The Bathrooms Are Coming!
(American Standard, 1969)
The show begins with a group of women asking the Greek goddess Femma, “the epitome of all women’s attitudes and desires” (and not a real member of the Greek pantheon), for a “bathroom revolution.” Who can deliver a revolution for the bathroom, which the show says is a woman’s “private place, a very special kind of place”? American Standard, of course. One scene features a sleazy plumber lamenting how the company’s new products are so good it’s putting him out of business. In another, a woman sings about how dangerous her old tub was. (“It’s dangerous and certainly a hazard. / It’s positively lower than substandard.”) The highlight: “Spectra 70,” a song about the bathtub of the future—it has a shower with two heads and plenty of shelves “for books and kits, martinis, too, / a safety bar to hold, / for cigarettes, a storage shelf with lots of room to spare.” Drinking martinis and smoking cigarettes in the shower? Hey, it was the 1960s.
Penney Proud (J.C. Penney, 1962)
The department store chain was celebrating its 60th anniversary in 1962, so for its annual sales conference it hired nightclub performer Michael Brown to write a musical that told the company’s history in song. Highlights: “Opening Day at the Golden Rule,” depicting the day James Cash Penney began working at the Wyoming dry-goods store that he eventually bought out; and “May I Have Your Penney Charge Card?” (Sample lyrics: “May I have your Penney Charge Card?
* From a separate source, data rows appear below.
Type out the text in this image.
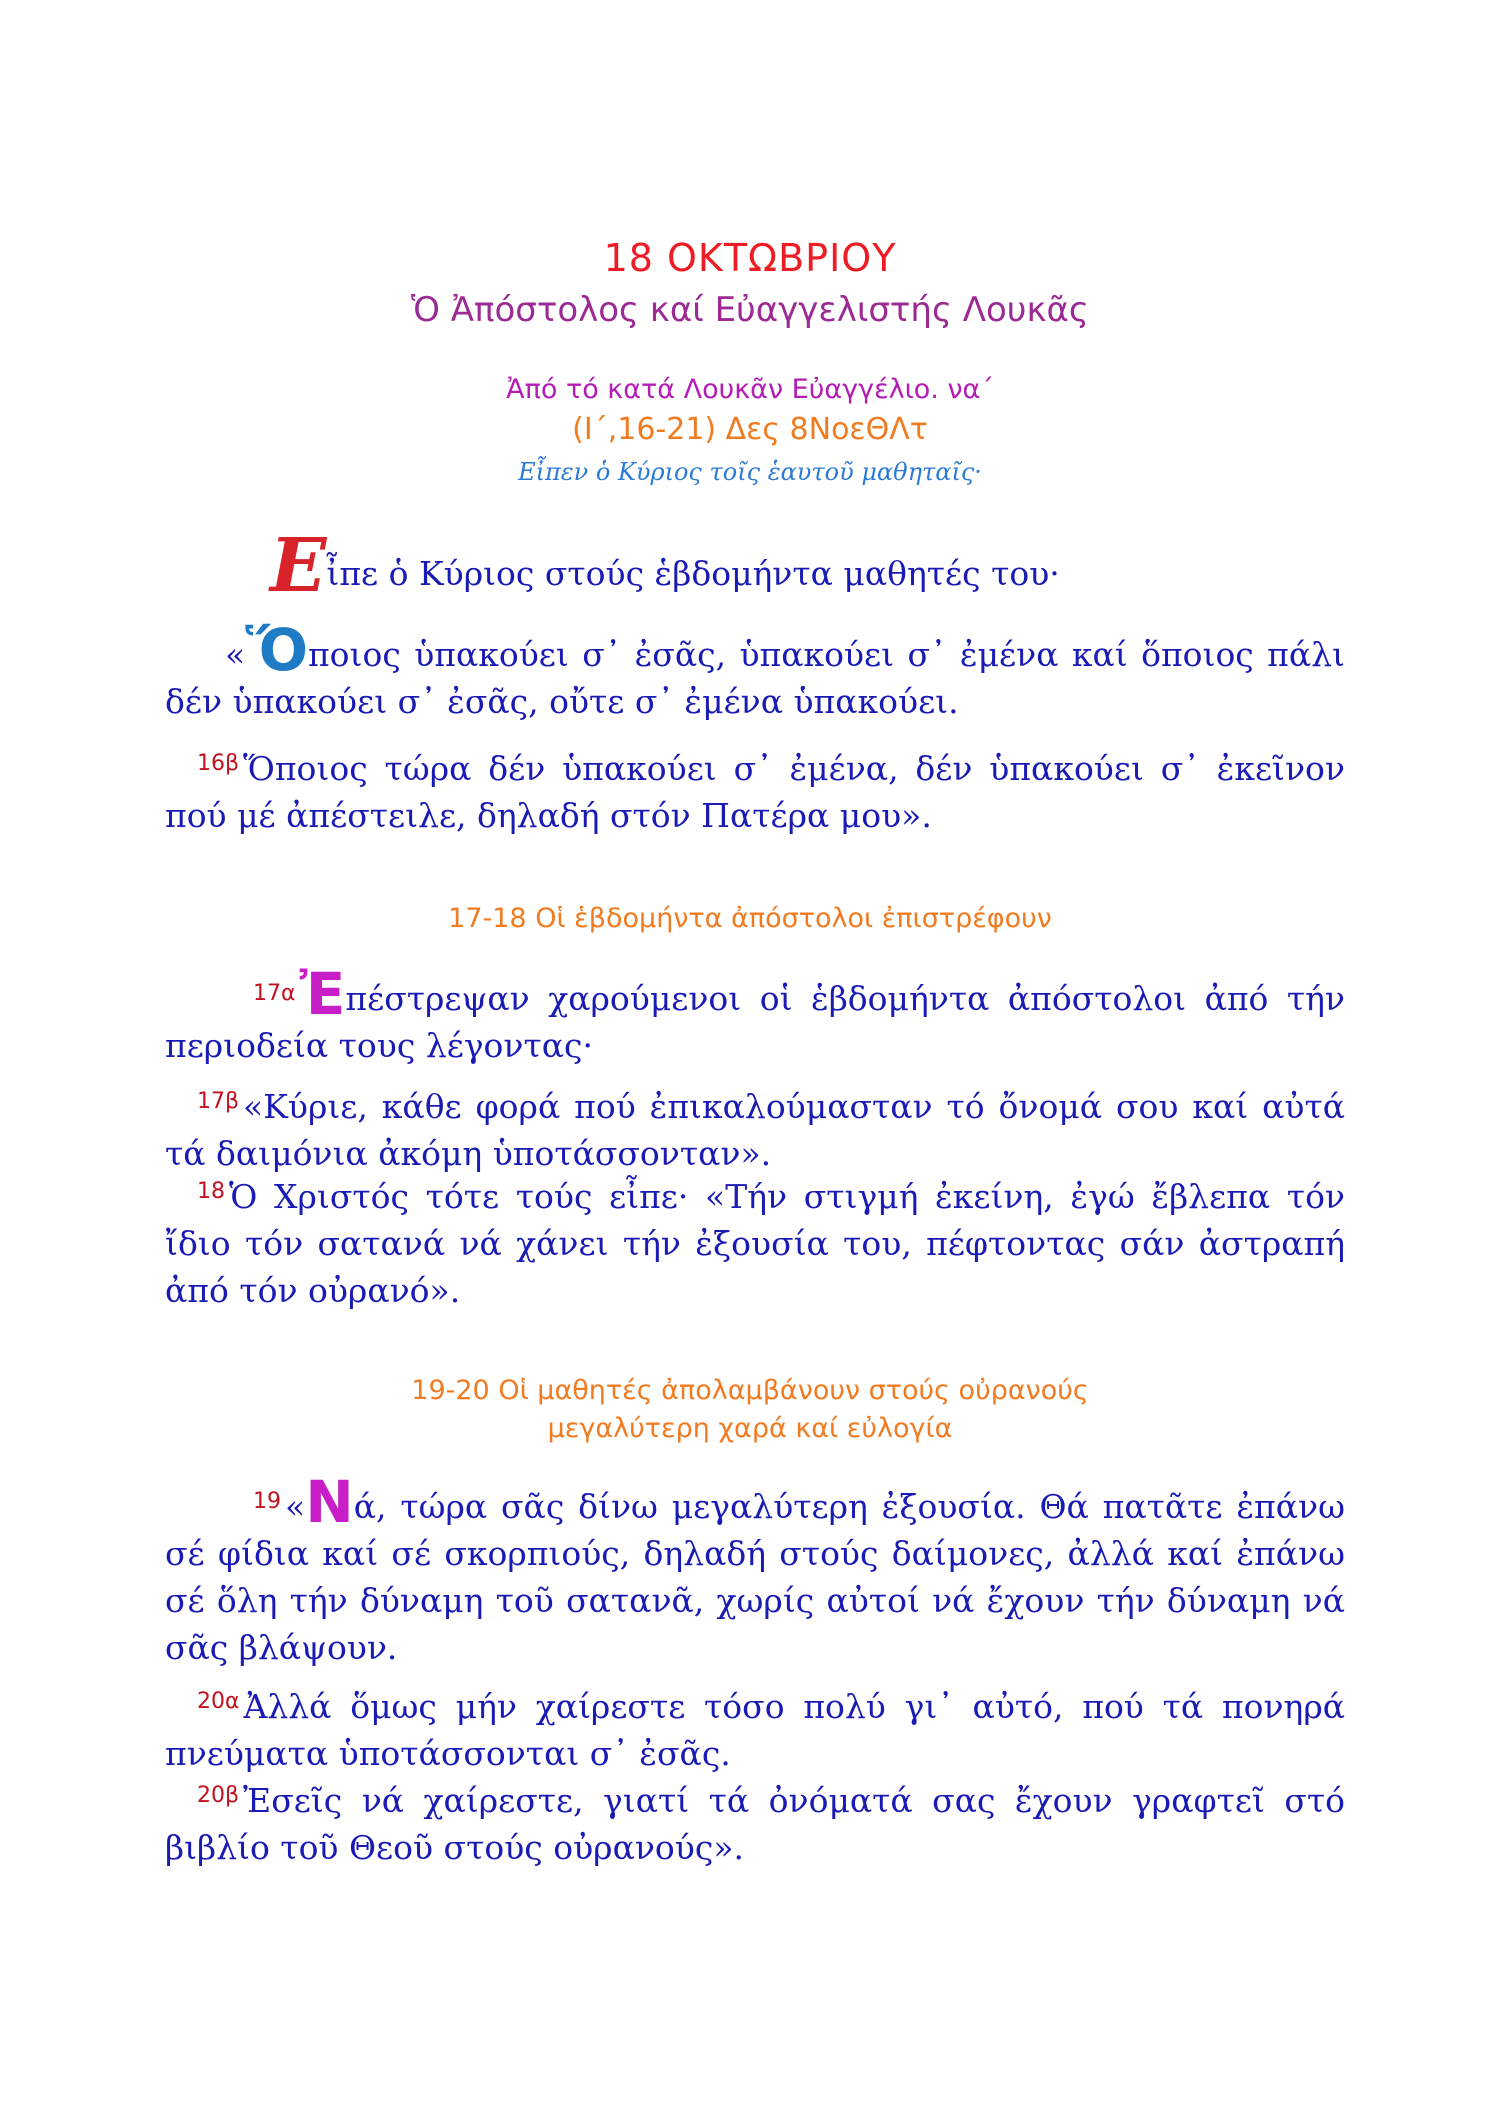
18 ΟΚΤΩΒΡΙΟΥ
Ὁ Ἀπόστολος καί Εὐαγγελιστής Λουκᾶς
Ἀπό τό κατά Λουκᾶν Εὐαγγέλιο. να΄
(Ι΄,16-21) Δες 8ΝοεΘΛτ
Εἶπεν ὁ Κύριος τοῖς ἑαυτοῦ μαθηταῖς·
Εἶπε ὁ Κύριος στούς ἑβδομήντα μαθητές του·
«Ὅποιος ὑπακούει σ᾿ ἐσᾶς, ὑπακούει σ᾿ ἐμένα καί ὅποιος πάλι δέν ὑπακούει σ᾿ ἐσᾶς, οὔτε σ᾿ ἐμένα ὑπακούει.
$^{16\beta}$ Ὅποιος τώρα δέν ὑπακούει σ᾿ ἐμένα, δέν ὑπακούει σ᾿ ἐκεῖνον πού μέ ἀπέστειλε, δηλαδή στόν Πατέρα μου».
17-18 Οἱ ἑβδομήντα ἀπόστολοι ἐπιστρέφουν
$^{17\alpha}$Ἐπέστρεψαν χαρούμενοι οἱ ἑβδομήντα ἀπόστολοι ἀπό τήν περιοδεία τους λέγοντας·
$^{17\beta}$ «Κύριε, κάθε φορά πού ἐπικαλούμασταν τό ὄνομά σου καί αὐτά τά δαιμόνια ἀκόμη ὑποτάσσονταν».
$^{18}$ Ὁ Χριστός τότε τούς εἶπε· «Τήν στιγμή ἐκείνη, ἐγώ ἔβλεπα τόν ἴδιο τόν σατανά νά χάνει τήν ἐξουσία του, πέφτοντας σάν ἀστραπή ἀπό τόν οὐρανό».
19-20 Οἱ μαθητές ἀπολαμβάνουν στούς οὐρανούς
μεγαλύτερη χαρά καί εὐλογία
$^{19}$ «Νά, τώρα σᾶς δίνω μεγαλύτερη ἐξουσία. Θά πατᾶτε ἐπάνω σέ φίδια καί σέ σκορπιούς, δηλαδή στούς δαίμονες, ἀλλά καί ἐπάνω σέ ὅλη τήν δύναμη τοῦ σατανᾶ, χωρίς αὐτοί νά ἔχουν τήν δύναμη νά σᾶς βλάψουν.
$^{20\alpha}$ Ἀλλά ὅμως μήν χαίρεστε τόσο πολύ γι᾿ αὐτό, πού τά πονηρά πνεύματα ὑποτάσσονται σ᾿ ἐσᾶς.
$^{20\beta}$ Ἐσεῖς νά χαίρεστε, γιατί τά ὀνόματά σας ἔχουν γραφτεῖ στό βιβλίο τοῦ Θεοῦ στούς οὐρανούς».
Though it’s small, it’s such a large card. For a hat, a zipper, or chemise, may I have your Penney Charge Card, please?”)
The Golden Value Line of the ’60s (G.E., 1960)
Twenty-two songs are almost all sung from the point of view of one of GE’s appliances, or an inanimate object praising one of GE’s appliances. Example: a GE Disposall boasts of how quiet it is, and a piece of china (singing in a “Chinese accent”) praises a GE dishwasher. Even Satan gets a number, singing about how “when it gets hot as Hades and lovely ladies look like chicken fricassee.” Everything’s going great for Satan until the arrival of his sworn enemy—a GE air conditioner.
Go Go Bio (DuPont, 1966)
Millions of Americans had space fever in the mid-1960s, and DuPont cashed in on it with a space-themed sales convention. This musical was the centerpiece. NBC news anchor Chet Huntley was paid a hefty sum to record a fake newscast about the “Bio 1” rocket heading into space, which leads into songs sung by astronauts, mission control…and actual DuPont executives. Was this all to demonstrate DuPont’s high-tech role in sending a man into space? No. DuPont made weed killer, and as one song notes, “There’ll be crabgrass on the moon!”